There’s still that crazy isolationism, but at this point neither of the major parties seem any better. The Democrat is that woman who offered the “re-set” button to Russia’s revanchist dictator Vladimir Putin, the Republican has openly expressed his admiration for his fellow bully and his campaign manager and top foreign policy advisor are both business partners with the former KGB agent, and meanwhile he’s threatening all our North Atlantic Treaty Organization partners that they’ll have to agree to his really great deals or he’ll let the whole thing go, so how bad could even the Libertarians be?
They’re a friendly and fun lot, too, these Libertarians. We still fondly recall traveling to Kansas City with a couple of older party workers to gather signatures that memorable summer, where we pleased to learn that Paul McCartney was playing a concert that evening at the old Kemper Arena. The older fellows rightly figured that the crowds outside the event would be amenable to signing a petition to get the Libertarian Party on the ballot, and when we arrived we found three long lines that we each began to pester. Meeting up at the pre-determined spot we were proud to say that we’d garnered some 100 signatures, the older fellow boasted of 120 or so, and the oldest said that he’d only gotten 10 signatures but had scored scalped tickets for everyone and a bag of marijuana. The concert was most enjoyable, and although we didn’t accept their generous offers of a toke we must have gotten what the kids call a “contact high,” because we remember thinking that Linda McCartney sounded great. Two summers later our summer job was interning for Republican Sen. Bob Dole, and it was also a good time, and we got to hang out with two future governors of our state and a lot of other very bright people, including one fellow who was proudly a member of the Prohibition Party, which some still appears every years on the Kansas ballot, and which we’ll also investigate, but we still fondly recall our Libertarian days.

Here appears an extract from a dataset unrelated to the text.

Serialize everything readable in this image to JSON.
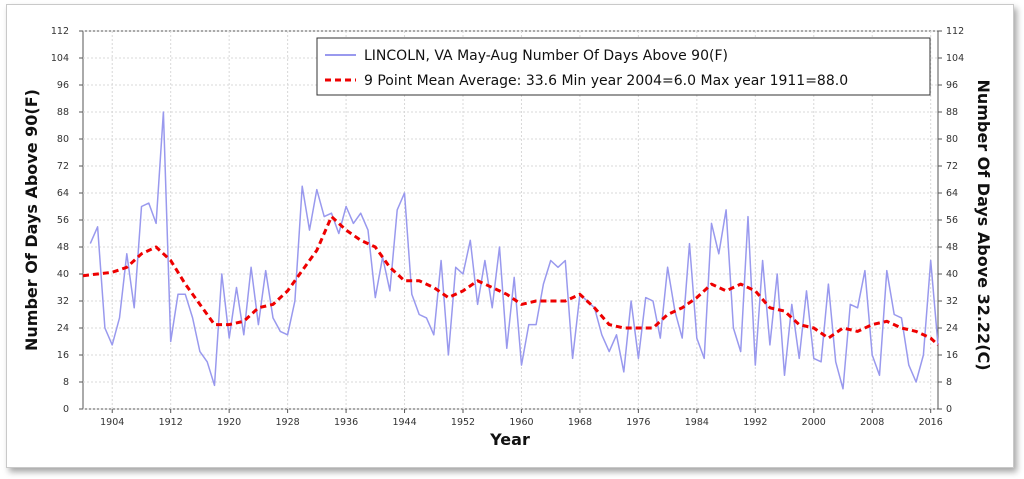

The party hasn’t settled on a nominee yet, but the odds are he will again be former New Mexico Governor Gary Johnson. With both of the major party nominees being widely despised, and Johnson being almost entirely unknown, we give him an outside shot. He’s also an outspoken advocate of legalizing marijuana, and if he gets any traction with the issue we expect both major party nominees will soon also be on board, and given the more likely outcomes of this election some legal weed might come in handy.